Nach ihrer Glaubenslehre und Geschichte werden folgende, zum Teil sehr verschiedene Kirchen und Kirchengruppen unterschieden: 
1) die im byzantinischen Kulturkreis entstandene orthodoxe Kirche, 
2)  die orientalischen Nationalkirchen, die auch als altorientalische Kirchen bezeichnet werden, 
3)  die ostsyrische Kirche (Nestorianer), 
4)  die Kirchen und Gemeinschaften, die sich in den letzten Jahrhunderten von den unter 1) bis 3) genannten Kirchen gelöst, sich dem Papst unterstellt haben und als unierte Ostkirchen (konfessionskundliche Bezeichnung: katholische Ostkirchen) Teilkirchen der katholischen Kirche bilden (griechisch-katholische Kirche; unierte Kirchen).  
Die unierten Ostkirchen bewahren in ihrer Liturgie und Spiritualität weitgehend und im Kirchenrecht teilweise die Traditionen ihrer orthodoxen beziehungsweise orientalischen Mutterkirchen. 

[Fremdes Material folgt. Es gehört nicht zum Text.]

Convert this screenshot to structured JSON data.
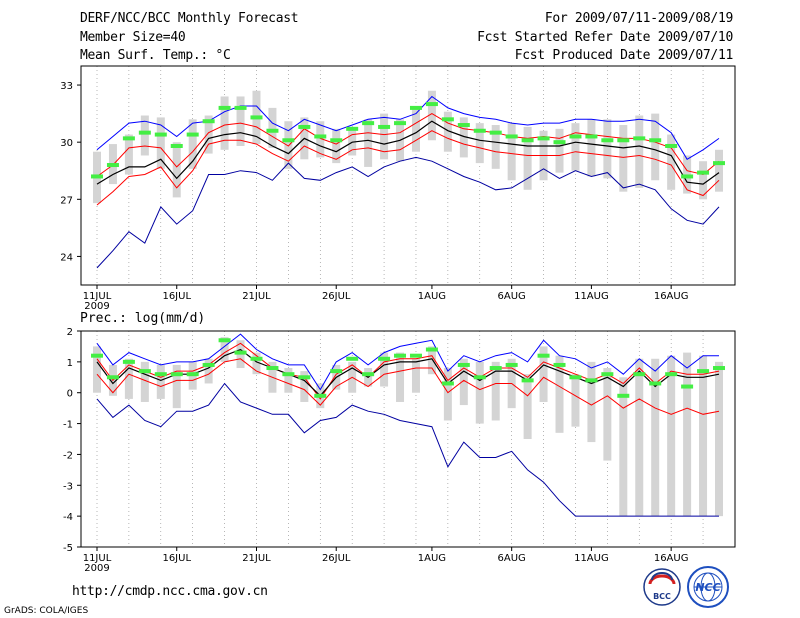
{
  "header": {
    "title": "DERF/NCC/BCC Monthly Forecast",
    "member_size": "Member Size=40",
    "variable": "Mean Surf. Temp.: °C",
    "period": "For 2009/07/11-2009/08/19",
    "fcst_started": "Fcst Started Refer Date 2009/07/10",
    "fcst_produced": "Fcst Produced Date 2009/07/11"
  },
  "colors": {
    "max_line": "#0000ff",
    "min_line": "#0000a0",
    "spread_line": "#ff0000",
    "mean_line": "#000000",
    "box": "#d4d4d4",
    "observed_marker": "#44ee44"
  },
  "footer": {
    "url": "http://cmdp.ncc.cma.gov.cn",
    "credit": "GrADS: COLA/IGES",
    "logo1_text": "BCC",
    "logo2_text": "NCC"
  },
  "chart_data": [
    {
      "type": "line",
      "title": "Mean Surf. Temp.: °C",
      "x_tick_labels": [
        "11JUL",
        "16JUL",
        "21JUL",
        "26JUL",
        "1AUG",
        "6AUG",
        "11AUG",
        "16AUG"
      ],
      "x_tick_days": [
        0,
        5,
        10,
        15,
        21,
        26,
        31,
        36
      ],
      "year_label": "2009",
      "days": 40,
      "ylim": [
        22.5,
        34
      ],
      "yticks": [
        24,
        27,
        30,
        33
      ],
      "series": [
        {
          "name": "max",
          "values": [
            29.6,
            30.3,
            31.0,
            31.1,
            30.9,
            30.3,
            31.0,
            31.1,
            31.6,
            31.9,
            31.9,
            31.0,
            30.6,
            31.2,
            30.9,
            30.6,
            30.9,
            31.2,
            31.3,
            31.2,
            31.5,
            32.4,
            31.8,
            31.5,
            31.3,
            31.2,
            31.0,
            30.9,
            31.0,
            31.0,
            31.2,
            31.2,
            31.1,
            31.1,
            31.2,
            31.1,
            30.5,
            29.1,
            29.6,
            30.2
          ]
        },
        {
          "name": "upper",
          "values": [
            28.2,
            28.8,
            29.7,
            29.8,
            29.7,
            28.7,
            29.5,
            30.5,
            30.9,
            31.0,
            30.8,
            30.3,
            29.8,
            30.7,
            30.2,
            29.9,
            30.4,
            30.5,
            30.4,
            30.5,
            31.0,
            31.5,
            31.0,
            30.7,
            30.6,
            30.5,
            30.3,
            30.2,
            30.3,
            30.2,
            30.5,
            30.4,
            30.3,
            30.2,
            30.2,
            30.0,
            29.7,
            28.5,
            28.3,
            29.0
          ]
        },
        {
          "name": "mean",
          "values": [
            27.8,
            28.3,
            28.7,
            28.7,
            29.1,
            28.1,
            29.0,
            30.2,
            30.4,
            30.5,
            30.3,
            29.8,
            29.4,
            30.2,
            29.8,
            29.5,
            30.0,
            30.1,
            29.9,
            30.1,
            30.5,
            31.1,
            30.6,
            30.3,
            30.1,
            30.0,
            29.9,
            29.8,
            29.8,
            29.8,
            30.0,
            29.9,
            29.8,
            29.7,
            29.8,
            29.6,
            29.3,
            27.9,
            27.8,
            28.4
          ]
        },
        {
          "name": "lower",
          "values": [
            26.7,
            27.4,
            28.2,
            28.3,
            28.7,
            27.6,
            28.5,
            29.9,
            30.1,
            30.1,
            29.9,
            29.4,
            29.0,
            29.8,
            29.4,
            29.1,
            29.6,
            29.7,
            29.5,
            29.6,
            30.1,
            30.6,
            30.2,
            29.9,
            29.7,
            29.5,
            29.4,
            29.3,
            29.3,
            29.3,
            29.5,
            29.4,
            29.3,
            29.2,
            29.3,
            29.1,
            28.8,
            27.5,
            27.2,
            28.0
          ]
        },
        {
          "name": "min",
          "values": [
            23.4,
            24.3,
            25.3,
            24.7,
            26.6,
            25.7,
            26.4,
            28.3,
            28.3,
            28.5,
            28.4,
            28.0,
            28.9,
            28.1,
            28.0,
            28.4,
            28.7,
            28.2,
            28.7,
            29.0,
            29.2,
            29.0,
            28.6,
            28.2,
            27.9,
            27.5,
            27.6,
            28.1,
            28.6,
            28.1,
            28.5,
            28.2,
            28.4,
            27.6,
            27.8,
            27.5,
            26.5,
            25.9,
            25.7,
            26.6
          ]
        }
      ],
      "boxes": [
        [
          26.8,
          29.5
        ],
        [
          27.8,
          29.9
        ],
        [
          28.3,
          30.4
        ],
        [
          29.3,
          31.4
        ],
        [
          28.6,
          31.3
        ],
        [
          27.1,
          30.0
        ],
        [
          28.6,
          31.2
        ],
        [
          29.4,
          31.4
        ],
        [
          29.6,
          32.4
        ],
        [
          29.8,
          32.4
        ],
        [
          29.9,
          32.7
        ],
        [
          29.7,
          31.8
        ],
        [
          28.6,
          31.1
        ],
        [
          29.1,
          31.3
        ],
        [
          29.2,
          31.1
        ],
        [
          28.9,
          30.7
        ],
        [
          29.3,
          30.8
        ],
        [
          28.7,
          31.2
        ],
        [
          29.1,
          31.5
        ],
        [
          29.0,
          31.2
        ],
        [
          29.5,
          31.8
        ],
        [
          30.1,
          32.7
        ],
        [
          29.5,
          31.6
        ],
        [
          29.2,
          31.3
        ],
        [
          28.9,
          31.0
        ],
        [
          28.6,
          30.9
        ],
        [
          28.0,
          31.0
        ],
        [
          27.5,
          30.8
        ],
        [
          28.0,
          30.6
        ],
        [
          28.4,
          30.7
        ],
        [
          28.5,
          31.0
        ],
        [
          28.2,
          31.2
        ],
        [
          28.1,
          31.2
        ],
        [
          27.4,
          30.9
        ],
        [
          27.6,
          31.4
        ],
        [
          28.0,
          31.5
        ],
        [
          27.5,
          30.4
        ],
        [
          27.3,
          29.3
        ],
        [
          27.0,
          29.0
        ],
        [
          27.4,
          29.6
        ]
      ],
      "markers": [
        28.2,
        28.8,
        30.2,
        30.5,
        30.4,
        29.8,
        30.4,
        31.1,
        31.8,
        31.8,
        31.3,
        30.6,
        30.1,
        30.8,
        30.3,
        30.1,
        30.7,
        31.0,
        30.8,
        31.0,
        31.8,
        32.0,
        31.2,
        30.9,
        30.6,
        30.5,
        30.3,
        30.1,
        30.2,
        30.0,
        30.3,
        30.3,
        30.1,
        30.1,
        30.2,
        30.1,
        29.8,
        28.2,
        28.4,
        28.9
      ]
    },
    {
      "type": "line",
      "title": "Prec.: log(mm/d)",
      "x_tick_labels": [
        "11JUL",
        "16JUL",
        "21JUL",
        "26JUL",
        "1AUG",
        "6AUG",
        "11AUG",
        "16AUG"
      ],
      "x_tick_days": [
        0,
        5,
        10,
        15,
        21,
        26,
        31,
        36
      ],
      "year_label": "2009",
      "days": 40,
      "ylim": [
        -5,
        2
      ],
      "yticks": [
        -5,
        -4,
        -3,
        -2,
        -1,
        0,
        1,
        2
      ],
      "series": [
        {
          "name": "max",
          "values": [
            1.6,
            0.9,
            1.3,
            1.1,
            0.9,
            1.0,
            1.0,
            1.1,
            1.5,
            1.9,
            1.4,
            1.1,
            0.9,
            0.9,
            0.1,
            1.0,
            1.3,
            0.9,
            1.3,
            1.5,
            1.6,
            1.7,
            0.7,
            1.2,
            1.0,
            1.2,
            1.3,
            1.0,
            1.7,
            1.2,
            1.1,
            0.8,
            1.0,
            0.6,
            1.1,
            0.7,
            1.2,
            0.8,
            1.2,
            1.2
          ]
        },
        {
          "name": "upper",
          "values": [
            1.1,
            0.4,
            0.9,
            0.7,
            0.5,
            0.7,
            0.7,
            0.9,
            1.3,
            1.6,
            1.2,
            0.8,
            0.6,
            0.5,
            -0.2,
            0.6,
            0.9,
            0.5,
            1.0,
            1.1,
            1.1,
            1.2,
            0.4,
            0.8,
            0.5,
            0.8,
            0.8,
            0.5,
            1.0,
            0.8,
            0.6,
            0.4,
            0.6,
            0.3,
            0.8,
            0.3,
            0.7,
            0.6,
            0.6,
            0.7
          ]
        },
        {
          "name": "mean",
          "values": [
            1.0,
            0.3,
            0.8,
            0.6,
            0.4,
            0.6,
            0.6,
            0.8,
            1.2,
            1.4,
            1.0,
            0.8,
            0.6,
            0.4,
            -0.1,
            0.5,
            0.8,
            0.5,
            0.9,
            1.0,
            1.0,
            1.1,
            0.3,
            0.7,
            0.4,
            0.7,
            0.7,
            0.4,
            0.9,
            0.7,
            0.5,
            0.3,
            0.5,
            0.2,
            0.7,
            0.2,
            0.6,
            0.5,
            0.5,
            0.6
          ]
        },
        {
          "name": "lower",
          "values": [
            0.6,
            0.0,
            0.6,
            0.4,
            0.2,
            0.4,
            0.4,
            0.6,
            1.0,
            1.1,
            0.7,
            0.5,
            0.3,
            0.1,
            -0.4,
            0.2,
            0.5,
            0.2,
            0.6,
            0.7,
            0.8,
            0.8,
            0.0,
            0.4,
            0.1,
            0.3,
            0.3,
            -0.1,
            0.5,
            0.2,
            -0.1,
            -0.4,
            -0.1,
            -0.5,
            -0.2,
            -0.5,
            -0.7,
            -0.5,
            -0.7,
            -0.6
          ]
        },
        {
          "name": "min",
          "values": [
            -0.2,
            -0.8,
            -0.4,
            -0.9,
            -1.1,
            -0.6,
            -0.6,
            -0.4,
            0.3,
            -0.3,
            -0.5,
            -0.7,
            -0.7,
            -1.3,
            -0.9,
            -0.8,
            -0.4,
            -0.6,
            -0.7,
            -0.9,
            -1.0,
            -1.1,
            -2.4,
            -1.6,
            -2.1,
            -2.1,
            -1.9,
            -2.5,
            -2.9,
            -3.5,
            -4.0,
            -4.0,
            -4.0,
            -4.0,
            -4.0,
            -4.0,
            -4.0,
            -4.0,
            -4.0,
            -4.0
          ]
        }
      ],
      "boxes": [
        [
          0.0,
          1.5
        ],
        [
          -0.1,
          0.9
        ],
        [
          -0.2,
          1.1
        ],
        [
          -0.3,
          1.0
        ],
        [
          -0.2,
          0.9
        ],
        [
          -0.5,
          0.9
        ],
        [
          0.1,
          1.0
        ],
        [
          0.3,
          1.1
        ],
        [
          1.0,
          1.8
        ],
        [
          0.8,
          1.7
        ],
        [
          0.6,
          1.3
        ],
        [
          0.0,
          1.0
        ],
        [
          0.0,
          0.8
        ],
        [
          -0.3,
          0.7
        ],
        [
          -0.5,
          0.3
        ],
        [
          0.1,
          0.9
        ],
        [
          0.0,
          1.0
        ],
        [
          0.2,
          0.8
        ],
        [
          0.2,
          1.3
        ],
        [
          -0.3,
          1.3
        ],
        [
          0.0,
          1.1
        ],
        [
          0.6,
          1.5
        ],
        [
          -0.9,
          0.8
        ],
        [
          -0.4,
          1.1
        ],
        [
          -1.0,
          1.0
        ],
        [
          -0.9,
          1.0
        ],
        [
          -0.5,
          1.1
        ],
        [
          -1.5,
          0.6
        ],
        [
          -0.3,
          1.5
        ],
        [
          -1.3,
          1.2
        ],
        [
          -1.1,
          0.6
        ],
        [
          -1.6,
          1.0
        ],
        [
          -2.2,
          0.8
        ],
        [
          -4.0,
          0.5
        ],
        [
          -4.0,
          1.1
        ],
        [
          -4.0,
          1.1
        ],
        [
          -4.0,
          1.2
        ],
        [
          -4.0,
          1.3
        ],
        [
          -4.0,
          1.2
        ],
        [
          -4.0,
          1.0
        ]
      ],
      "markers": [
        1.2,
        0.5,
        1.0,
        0.7,
        0.6,
        0.6,
        0.6,
        0.9,
        1.7,
        1.3,
        1.1,
        0.8,
        0.6,
        0.5,
        -0.1,
        0.7,
        1.1,
        0.6,
        1.1,
        1.2,
        1.2,
        1.4,
        0.3,
        0.9,
        0.5,
        0.8,
        0.9,
        0.4,
        1.2,
        0.9,
        0.5,
        0.4,
        0.6,
        -0.1,
        0.6,
        0.3,
        0.6,
        0.2,
        0.7,
        0.8
      ]
    }
  ]
}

Die zwischen den unter 1) bis 3) genannten Ostkirchen bestehenden theologischen und kulturellen Unterschiede haben ihren geschichtlichen Ausgangspunkt v. a. in den christologischen Auseinandersetzungen im 5./6. Jahrhundert, aber auch in ethnischen Unterschieden (z. B. der Syrer, Kopten, Armenier), die ebenfalls ein wesentlicher Anlass für die Trennung von der griechisch bestimmten byzantinischen Reichskirche waren. Allen Ostkirchen gemeinsam ist die Bindung an die frühkirchliche Tradition, die davon abgeleitete episkopal-synodale Struktur und die starke Betonung der Liturgie. 

(Brockhaus)

Das Institut zur Verbesserung der Lage warnt vor Ignoranz, Dominanz, Börsentanz, Mummenschanz, Firlefanz. 
Das Institut zur Verbesserung der Lage warnt vor Selfmadegötter & Himmelspötter, Marktheilige & Grundbuchheilige.
Das Institut zur Verbesserung der Lage empfiehlt Martin Mosebach zu lesen. Und natürlich »Andere & Anderes« auch.
Das Institut zur Verbesserung der Lage empfiehlt Kontrapunkte. Ohne Not- und Todsündenverweise. Ohne Wut- & Gluteifer.